Bots are running rampant. How do we stop them from ruining Lemmy?

Buttflapper@lemmy.world · edit-2 8 months ago

Bots are running rampant. How do we stop them from ruining Lemmy?

tal@lemmy.today · edit-2 8 months ago

Just pay $10 for every account that you want to create

So, making identities expensive helps. It’d probably filter out some. But, look at the bot in OP’s image. The bot’s operator clearly paid for a blue checkmark. That’s (checks) $8/mo, so the operator paid at least $8, and it clearly wasn’t enough to deter them. In fact, they chose the blue checkmark because the additional credibility was worth it; X doesn’t mandate that they get one.

And it also will deter humans. I don’t personally really care about the $10 because I like this environment, but creating that kind of up-front barrier is going to make a lot of people not try a system. And a lot of times financial transactions come with privacy issues, because a lot of governments get really twitchy about money-laundering via anonymous transactions.

EDIT: I think that maybe a better route is to try to give users a “credibility score”. So, that’s not a binary “in” or “out”. But other people can see some kind of automated assessment of how likely, for example, a person might be to be a bot.

thinks more

I mean, this is just spitballing, but could even be done not at a global level, but at a per-other-user level. Like, okay, suppose you have what amounts to a small neural network, right? So the instance computes a bunch of statistics about a each user, like account age, stuff like that, and then provides that to the client. But it doesn’t determine the importance of those metrics in whether the other user should see that post, just provides the raw data. You’ve got a bunch of inputs to a neural net, then. Then the other user can have a set of classifications. Maybe just “hide”, but also maybe something like “bot” or “political activism” or whatever. And it takes those input metrics from the instances, and trains that neural net to produce client-side classifications, and then auto-tags users based on that. That’s gonna be a pain to try to defeat, because the bot operator can’t even see how they’re being scored – they haven’t “gotten over the hurdle” or not.

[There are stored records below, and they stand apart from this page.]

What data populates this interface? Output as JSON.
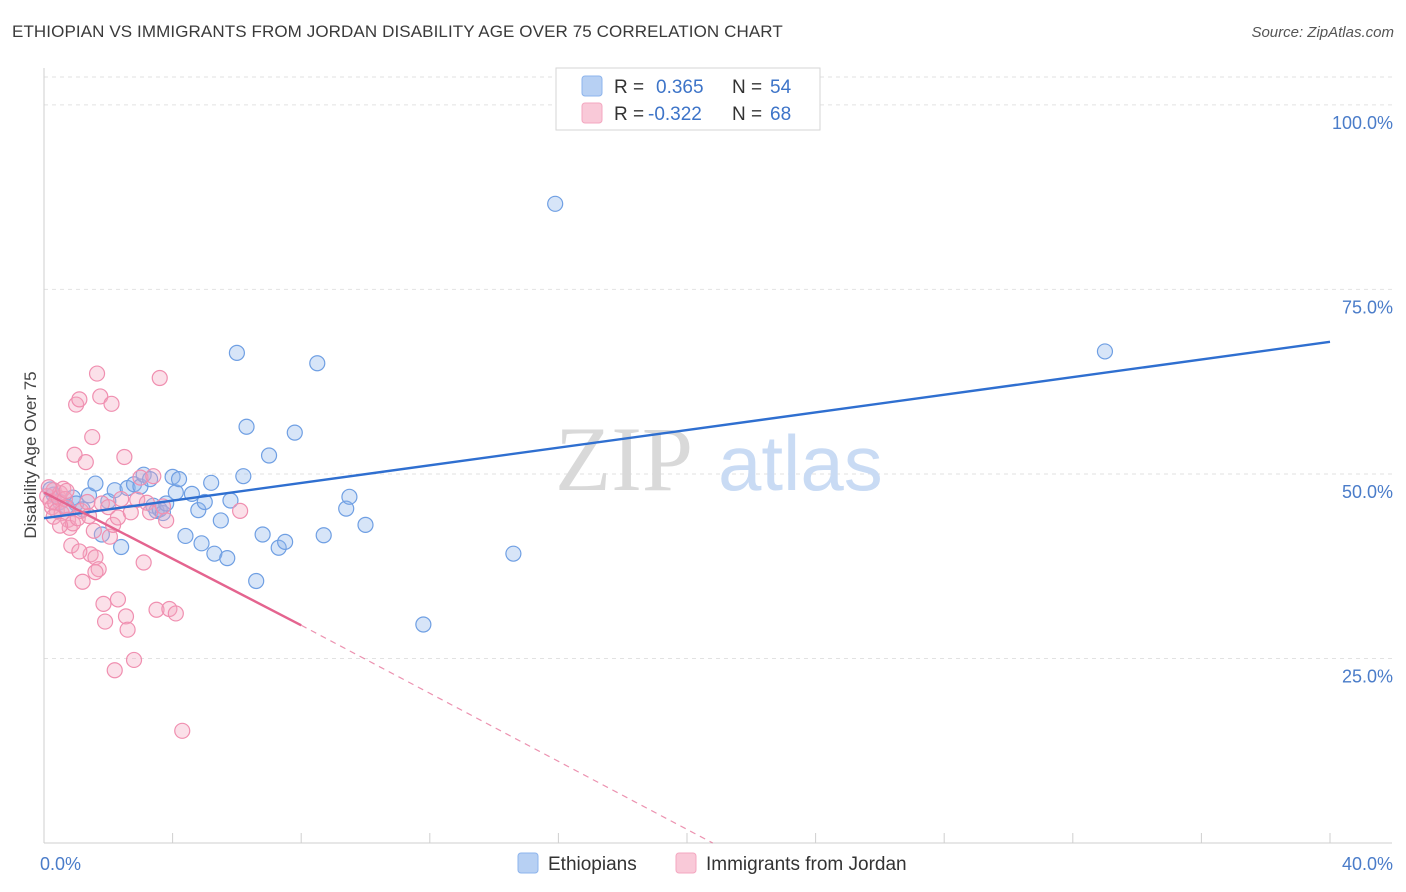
{
  "header": {
    "title": "ETHIOPIAN VS IMMIGRANTS FROM JORDAN DISABILITY AGE OVER 75 CORRELATION CHART",
    "source": "Source: ZipAtlas.com"
  },
  "watermark": {
    "zip": "ZIP",
    "atlas": "atlas"
  },
  "legend": {
    "rows": [
      {
        "r_label": "R =",
        "r_value": "0.365",
        "n_label": "N =",
        "n_value": "54",
        "color": "#8db4ec"
      },
      {
        "r_label": "R =",
        "r_value": "-0.322",
        "n_label": "N =",
        "n_value": "68",
        "color": "#f4a7c0"
      }
    ]
  },
  "chart_data": {
    "type": "scatter",
    "title": "ETHIOPIAN VS IMMIGRANTS FROM JORDAN DISABILITY AGE OVER 75 CORRELATION CHART",
    "xlabel": "",
    "ylabel": "Disability Age Over 75",
    "xlim": [
      0,
      40
    ],
    "ylim": [
      0,
      105
    ],
    "x_tick_labels": [
      "0.0%",
      "40.0%"
    ],
    "y_ticks": [
      25,
      50,
      75,
      100
    ],
    "y_tick_labels": [
      "25.0%",
      "50.0%",
      "75.0%",
      "100.0%"
    ],
    "grid": true,
    "legend_position": "bottom",
    "series": [
      {
        "name": "Ethiopians",
        "color": "#6f9fe3",
        "trend": {
          "x": [
            0,
            40
          ],
          "y": [
            44.0,
            67.9
          ],
          "color": "#2f6fd0"
        },
        "points": [
          [
            0.3,
            47.2
          ],
          [
            0.5,
            46.2
          ],
          [
            0.7,
            45.6
          ],
          [
            0.9,
            46.8
          ],
          [
            1.0,
            46.0
          ],
          [
            1.2,
            45.2
          ],
          [
            1.4,
            47.1
          ],
          [
            1.6,
            48.7
          ],
          [
            1.8,
            41.8
          ],
          [
            2.0,
            46.3
          ],
          [
            2.2,
            47.8
          ],
          [
            2.4,
            40.1
          ],
          [
            2.6,
            48.1
          ],
          [
            2.8,
            48.6
          ],
          [
            3.0,
            48.3
          ],
          [
            3.1,
            49.9
          ],
          [
            3.3,
            49.3
          ],
          [
            3.4,
            45.7
          ],
          [
            3.5,
            45.0
          ],
          [
            3.6,
            45.2
          ],
          [
            3.7,
            44.7
          ],
          [
            3.8,
            46.0
          ],
          [
            4.0,
            49.6
          ],
          [
            4.1,
            47.5
          ],
          [
            4.2,
            49.3
          ],
          [
            4.4,
            41.6
          ],
          [
            4.6,
            47.3
          ],
          [
            4.8,
            45.1
          ],
          [
            4.9,
            40.6
          ],
          [
            5.0,
            46.2
          ],
          [
            5.2,
            48.8
          ],
          [
            5.3,
            39.2
          ],
          [
            5.5,
            43.7
          ],
          [
            5.7,
            38.6
          ],
          [
            5.8,
            46.4
          ],
          [
            6.0,
            66.4
          ],
          [
            6.2,
            49.7
          ],
          [
            6.3,
            56.4
          ],
          [
            6.6,
            35.5
          ],
          [
            6.8,
            41.8
          ],
          [
            7.0,
            52.5
          ],
          [
            7.3,
            40.0
          ],
          [
            7.5,
            40.8
          ],
          [
            7.8,
            55.6
          ],
          [
            8.5,
            65.0
          ],
          [
            8.7,
            41.7
          ],
          [
            9.4,
            45.3
          ],
          [
            9.5,
            46.9
          ],
          [
            10.0,
            43.1
          ],
          [
            11.8,
            29.6
          ],
          [
            14.6,
            39.2
          ],
          [
            15.9,
            86.6
          ],
          [
            33.0,
            66.6
          ],
          [
            0.2,
            47.9
          ]
        ]
      },
      {
        "name": "Immigrants from Jordan",
        "color": "#f08fb0",
        "trend": {
          "x": [
            0,
            8.0
          ],
          "y": [
            47.5,
            29.5
          ],
          "color": "#e4648f",
          "dashed_to": [
            20.8,
            0
          ]
        },
        "points": [
          [
            0.1,
            47.0
          ],
          [
            0.2,
            46.3
          ],
          [
            0.25,
            45.5
          ],
          [
            0.3,
            47.8
          ],
          [
            0.35,
            46.1
          ],
          [
            0.4,
            45.0
          ],
          [
            0.45,
            46.8
          ],
          [
            0.5,
            47.4
          ],
          [
            0.55,
            44.7
          ],
          [
            0.6,
            48.0
          ],
          [
            0.65,
            46.6
          ],
          [
            0.7,
            45.4
          ],
          [
            0.75,
            43.8
          ],
          [
            0.8,
            42.7
          ],
          [
            0.85,
            40.3
          ],
          [
            0.9,
            43.3
          ],
          [
            0.95,
            52.6
          ],
          [
            1.0,
            59.4
          ],
          [
            1.05,
            44.0
          ],
          [
            1.1,
            60.1
          ],
          [
            1.15,
            45.0
          ],
          [
            1.2,
            35.4
          ],
          [
            1.3,
            51.6
          ],
          [
            1.35,
            46.2
          ],
          [
            1.4,
            44.3
          ],
          [
            1.45,
            39.1
          ],
          [
            1.5,
            55.0
          ],
          [
            1.55,
            42.3
          ],
          [
            1.6,
            38.7
          ],
          [
            1.65,
            63.6
          ],
          [
            1.7,
            37.1
          ],
          [
            1.75,
            60.5
          ],
          [
            1.8,
            46.0
          ],
          [
            1.85,
            32.4
          ],
          [
            1.9,
            30.0
          ],
          [
            2.0,
            45.5
          ],
          [
            2.05,
            41.5
          ],
          [
            2.1,
            59.5
          ],
          [
            2.15,
            43.1
          ],
          [
            2.2,
            23.4
          ],
          [
            2.3,
            44.1
          ],
          [
            2.4,
            46.6
          ],
          [
            2.5,
            52.3
          ],
          [
            2.55,
            30.7
          ],
          [
            2.6,
            28.9
          ],
          [
            2.7,
            44.8
          ],
          [
            2.8,
            24.8
          ],
          [
            2.9,
            46.5
          ],
          [
            3.0,
            49.5
          ],
          [
            3.1,
            38.0
          ],
          [
            3.2,
            46.1
          ],
          [
            3.3,
            44.8
          ],
          [
            3.4,
            49.7
          ],
          [
            3.5,
            31.6
          ],
          [
            3.6,
            63.0
          ],
          [
            3.7,
            45.6
          ],
          [
            3.8,
            43.7
          ],
          [
            3.9,
            31.7
          ],
          [
            4.1,
            31.1
          ],
          [
            4.3,
            15.2
          ],
          [
            6.1,
            45.0
          ],
          [
            0.15,
            48.2
          ],
          [
            0.3,
            44.2
          ],
          [
            0.5,
            43.0
          ],
          [
            0.7,
            47.7
          ],
          [
            1.1,
            39.5
          ],
          [
            1.6,
            36.7
          ],
          [
            2.3,
            33.0
          ]
        ]
      }
    ]
  }
}
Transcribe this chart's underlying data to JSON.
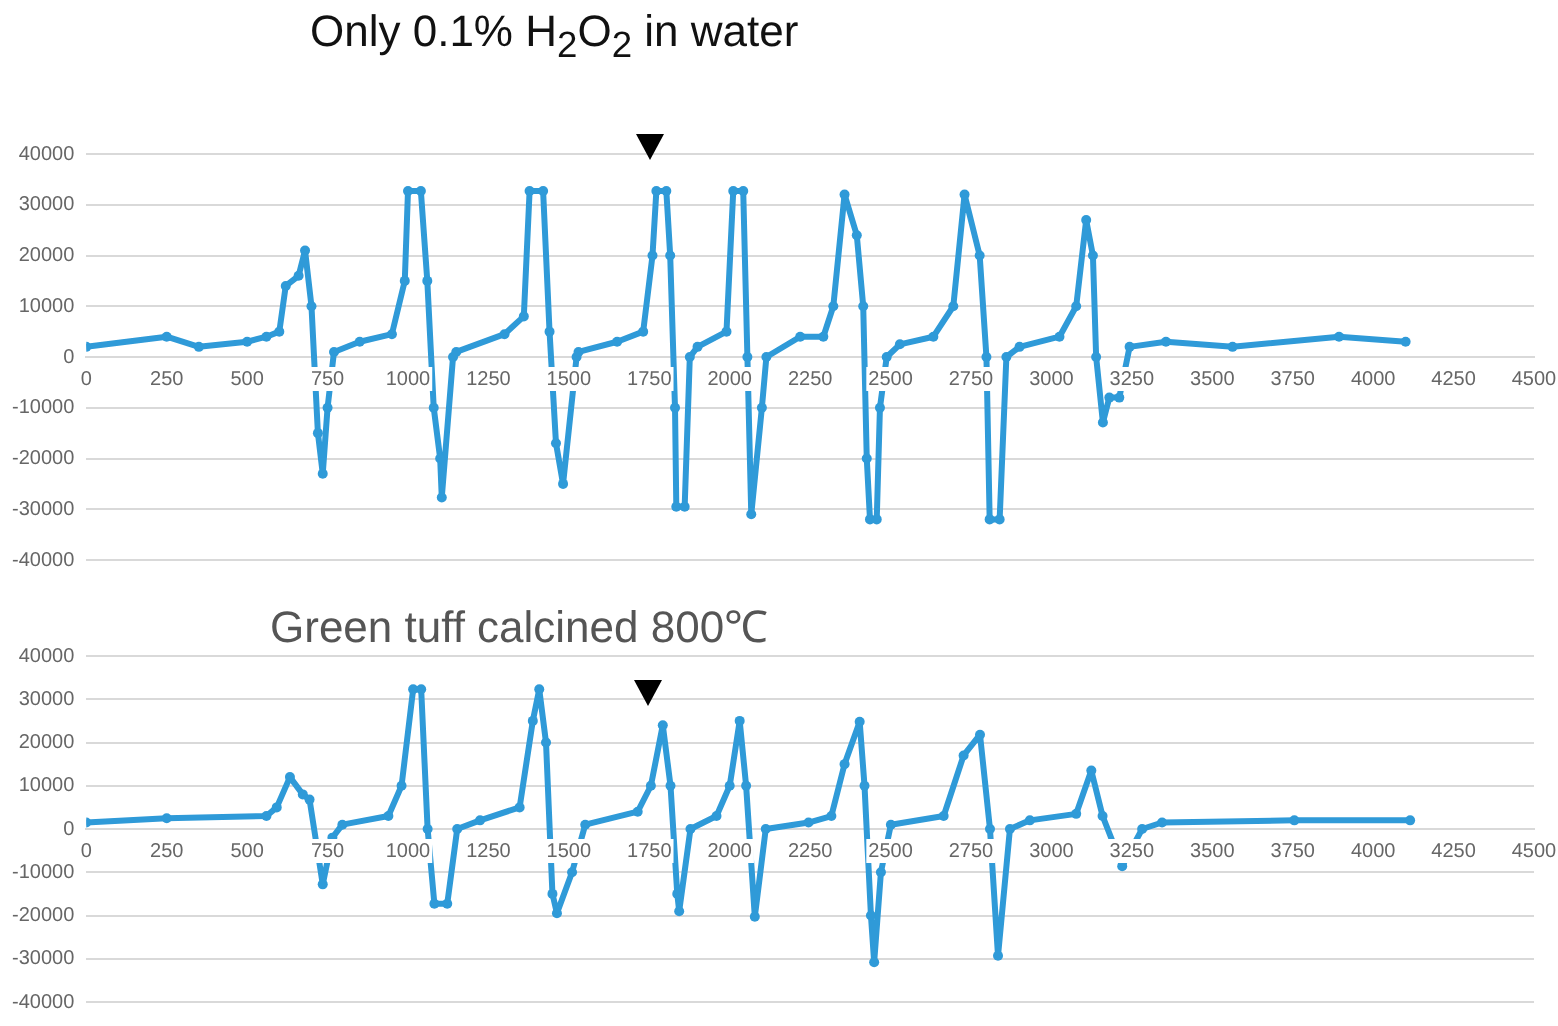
{
  "chart_data": [
    {
      "type": "line",
      "title": "Only 0.1% H$_{2}$O$_{2}$ in water",
      "marker": "circle",
      "grid": "y",
      "xlim": [
        0,
        4500
      ],
      "ylim": [
        -40000,
        40000
      ],
      "xticks": [
        0,
        250,
        500,
        750,
        1000,
        1250,
        1500,
        1750,
        2000,
        2250,
        2500,
        2750,
        3000,
        3250,
        3500,
        3750,
        4000,
        4250,
        4500
      ],
      "yticks": [
        -40000,
        -30000,
        -20000,
        -10000,
        0,
        10000,
        20000,
        30000,
        40000
      ],
      "series": [
        {
          "color": "#2f9ad8",
          "x": [
            0,
            250,
            350,
            500,
            560,
            600,
            620,
            660,
            680,
            700,
            720,
            735,
            750,
            770,
            850,
            950,
            990,
            1000,
            1040,
            1060,
            1080,
            1100,
            1105,
            1140,
            1150,
            1300,
            1360,
            1378,
            1420,
            1440,
            1460,
            1482,
            1524,
            1530,
            1650,
            1731,
            1760,
            1772,
            1803,
            1815,
            1830,
            1834,
            1860,
            1876,
            1900,
            1990,
            2011,
            2042,
            2055,
            2067,
            2100,
            2114,
            2219,
            2291,
            2322,
            2357,
            2395,
            2415,
            2426,
            2436,
            2457,
            2467,
            2488,
            2529,
            2633,
            2695,
            2730,
            2777,
            2798,
            2808,
            2839,
            2860,
            2901,
            3025,
            3077,
            3108,
            3129,
            3139,
            3160,
            3180,
            3211,
            3243,
            3356,
            3563,
            3894,
            4101
          ],
          "values": [
            2000,
            4000,
            2000,
            3000,
            4000,
            5000,
            14000,
            16000,
            21000,
            10000,
            -15000,
            -23000,
            -10000,
            1000,
            3000,
            4500,
            15000,
            32700,
            32700,
            15000,
            -10000,
            -20000,
            -27700,
            0,
            1000,
            4500,
            8000,
            32700,
            32700,
            5000,
            -17000,
            -25000,
            0,
            1000,
            3000,
            5000,
            20000,
            32700,
            32700,
            20000,
            -10000,
            -29500,
            -29500,
            0,
            2000,
            5000,
            32700,
            32700,
            0,
            -31000,
            -10000,
            0,
            4000,
            4000,
            10000,
            32000,
            24000,
            10000,
            -20000,
            -32000,
            -32000,
            -10000,
            0,
            2500,
            4000,
            10000,
            32000,
            20000,
            0,
            -32000,
            -32000,
            0,
            2000,
            4000,
            10000,
            27000,
            20000,
            0,
            -12900,
            -8000,
            -8000,
            2000,
            3000,
            2000,
            4000,
            3000
          ]
        }
      ]
    },
    {
      "type": "line",
      "title": "Green tuff calcined 800℃",
      "marker": "circle",
      "grid": "y",
      "xlim": [
        0,
        4500
      ],
      "ylim": [
        -40000,
        40000
      ],
      "xticks": [
        0,
        250,
        500,
        750,
        1000,
        1250,
        1500,
        1750,
        2000,
        2250,
        2500,
        2750,
        3000,
        3250,
        3500,
        3750,
        4000,
        4250,
        4500
      ],
      "yticks": [
        -40000,
        -30000,
        -20000,
        -10000,
        0,
        10000,
        20000,
        30000,
        40000
      ],
      "series": [
        {
          "color": "#2f9ad8",
          "x": [
            0,
            250,
            560,
            592,
            633,
            673,
            694,
            735,
            765,
            796,
            939,
            980,
            1016,
            1041,
            1061,
            1082,
            1122,
            1153,
            1224,
            1347,
            1388,
            1408,
            1429,
            1449,
            1463,
            1510,
            1551,
            1714,
            1755,
            1792,
            1816,
            1837,
            1843,
            1878,
            1959,
            2000,
            2031,
            2051,
            2078,
            2112,
            2245,
            2316,
            2357,
            2404,
            2419,
            2439,
            2449,
            2470,
            2501,
            2665,
            2727,
            2778,
            2809,
            2834,
            2871,
            2933,
            3077,
            3124,
            3159,
            3220,
            3282,
            3344,
            3755,
            4115
          ],
          "values": [
            1500,
            2500,
            3000,
            5000,
            12000,
            8000,
            6800,
            -12800,
            -2000,
            1000,
            3000,
            10000,
            32300,
            32300,
            0,
            -17300,
            -17300,
            0,
            2000,
            5000,
            25000,
            32300,
            20000,
            -15000,
            -19500,
            -10000,
            1000,
            4000,
            10000,
            24000,
            10000,
            -15000,
            -19000,
            0,
            3000,
            10000,
            25000,
            10000,
            -20300,
            0,
            1500,
            3000,
            15000,
            24800,
            10000,
            -20000,
            -30800,
            -10000,
            1000,
            3000,
            17000,
            21800,
            0,
            -29300,
            0,
            2000,
            3500,
            13500,
            3000,
            -8600,
            0,
            1500,
            2000,
            2000
          ]
        }
      ]
    }
  ]
}
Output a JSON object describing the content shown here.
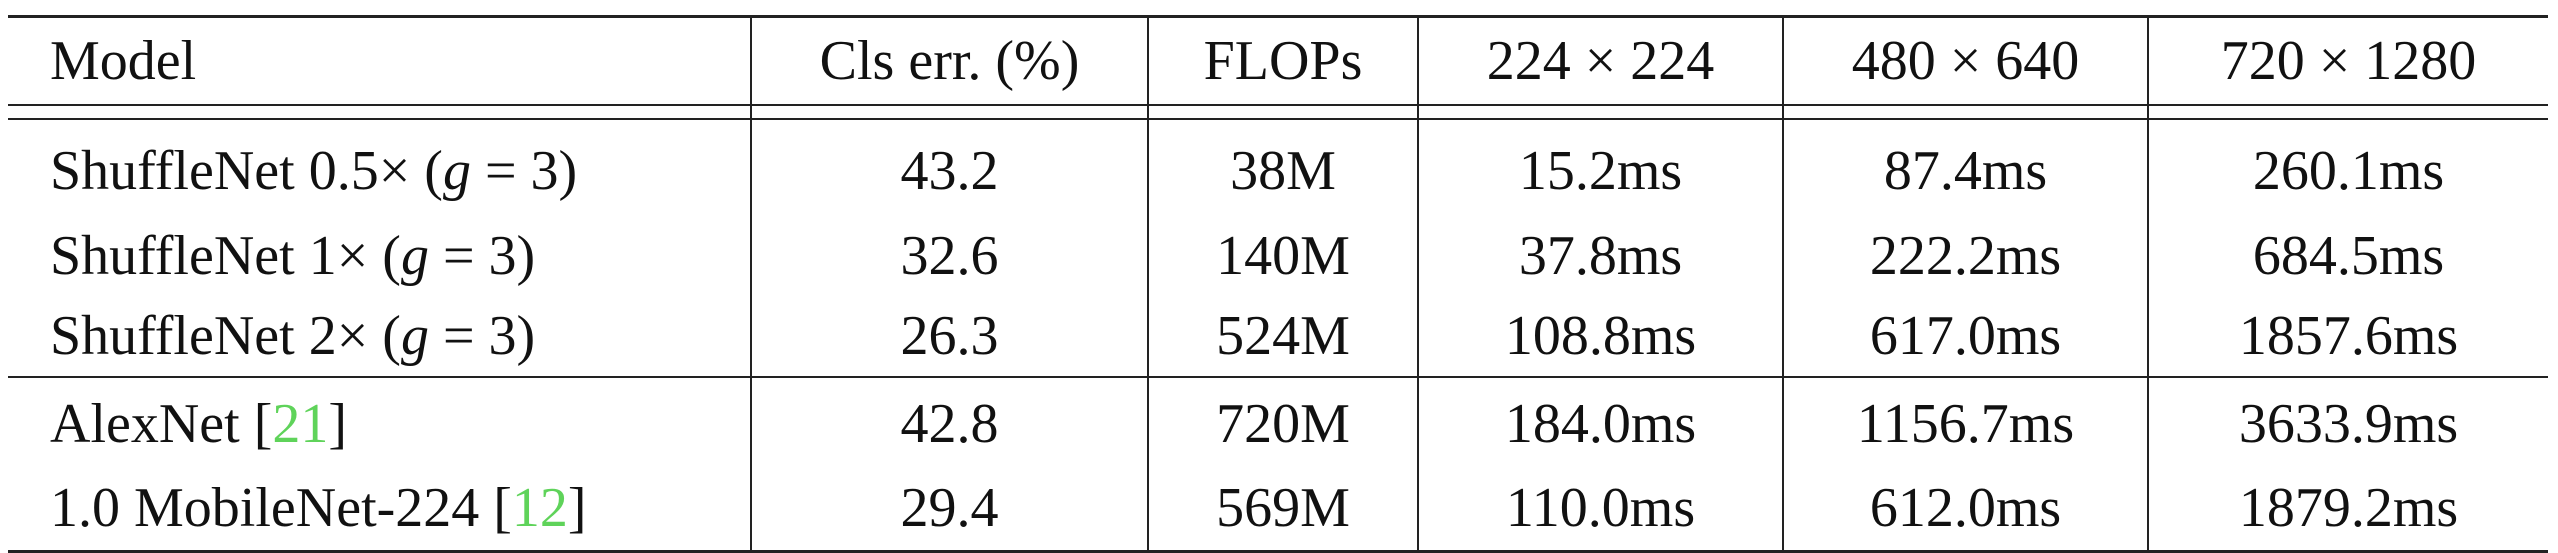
{
  "table": {
    "headers": [
      "Model",
      "Cls err. (%)",
      "FLOPs",
      "224 × 224",
      "480 × 640",
      "720 × 1280"
    ],
    "shufflenet_rows": [
      {
        "name_prefix": "ShuffleNet 0.5× (",
        "var": "g",
        "name_suffix": " = 3)",
        "cls_err": "43.2",
        "flops": "38M",
        "t224": "15.2ms",
        "t480": "87.4ms",
        "t720": "260.1ms"
      },
      {
        "name_prefix": "ShuffleNet 1× (",
        "var": "g",
        "name_suffix": " = 3)",
        "cls_err": "32.6",
        "flops": "140M",
        "t224": "37.8ms",
        "t480": "222.2ms",
        "t720": "684.5ms"
      },
      {
        "name_prefix": "ShuffleNet 2× (",
        "var": "g",
        "name_suffix": " = 3)",
        "cls_err": "26.3",
        "flops": "524M",
        "t224": "108.8ms",
        "t480": "617.0ms",
        "t720": "1857.6ms"
      }
    ],
    "baseline_rows": [
      {
        "name_prefix": "AlexNet [",
        "cite": "21",
        "name_suffix": "]",
        "cls_err": "42.8",
        "flops": "720M",
        "t224": "184.0ms",
        "t480": "1156.7ms",
        "t720": "3633.9ms"
      },
      {
        "name_prefix": "1.0 MobileNet-224 [",
        "cite": "12",
        "name_suffix": "]",
        "cls_err": "29.4",
        "flops": "569M",
        "t224": "110.0ms",
        "t480": "612.0ms",
        "t720": "1879.2ms"
      }
    ]
  },
  "colors": {
    "citation": "#5fd35a",
    "text": "#111111",
    "rules": "#222222"
  }
}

But you don’t want to make every end user train a neural net from scratch. Hmm.

So maybe what you do is let users create their own scores and expose those to other users, right? I think that I read that BlueSky does something like that, was working on letting users create “curated feeds” for other users. They’re doing something simpler, no machine learning, but that’s got some drawbacks, means that you have to spend more time determining whether a score is good. So, okay. Say I’m gonna try to score a user based on whether-or-not I think that they’re a bot. I have the option to make that score publicly-available. Other users can “subscribe” to that metric, and when they do, there’s a new input node added to their local classifier’s list of input nodes. Like, “Dons Bot list”.

But I don’t have to subscribe to Don’s Bot List, and even if I do, it doesn’t mean that I automatically consider that other user a bot. Don’s rating is just an input into whether my own classifier considers them a bot. If I regularly disagree with Don, even if I’m subscribed to his list, my local neural net will slash the importance of his rating. If I agree with Don unless some other input to my classifier’s neural net is triggered, then the classifier can learn that.

QuadratureSurfer@lemmy.world · 8 months ago

Yep, exactly this. It might deter some small time bot creators, but it won’t stop larger operations and may even help them to seem more legitimate.

If anything, my favorite idea comes from this xkcd:

https://xkcd.com/810/

Dark Arc · 8 months ago

Yeah, BlueSky has this concept of user moderation lists. It’s effectively like subscribing to a adblock filter. There might be some things blocked by patterns (e.g., you could have one that blocks anything that involves spiders) and there might be others that block specific accounts (e.g., you could have one that blocks users that are known to cause problems, are prone to vulgar language, etc).

I think the problem with credibility scores in general though, is it’s sort of like a “social score” from black mirror. Real people can get caught in the net of “you look like a bot” and similarly different algorithms could be designed to game the system by gaming the metrics to look like they’re not a bot (possibly even more so than some of the real people).

This is kind of what lead me down the route of bringing things back into the physical world. Like, once you have things going back through the normal systems … you arguably do lose some level of anonymity but you also gain back some guarantees of humanity.

It doesn’t need to be the level of “you’ve got a government ID and you’re verified to be exactly you with no other accounts” … just “hey, some number of people in the real world, that are subject to the respective nation’s laws, had to have come into contact with a real piece of mail.”

Maybe that just turns into the world’s slowest UDP network in existence. However, I think it has a real chance of making it easier to detect real people (i.e., folks that have a small number of overlapping addresses). The virtual mailbox the other person gave has 3,000 addresses… if you assume 5 people per mailing address is normal that’s 15,000 bots total before things start getting fishy if you’ve evenly distributed all of those addresses. If you’ve got 3,000 accounts at the same address, that’s very fishy. Addresses also change a lot less frequently than IP addresses, so a physical address ban is a much more strict deterrent.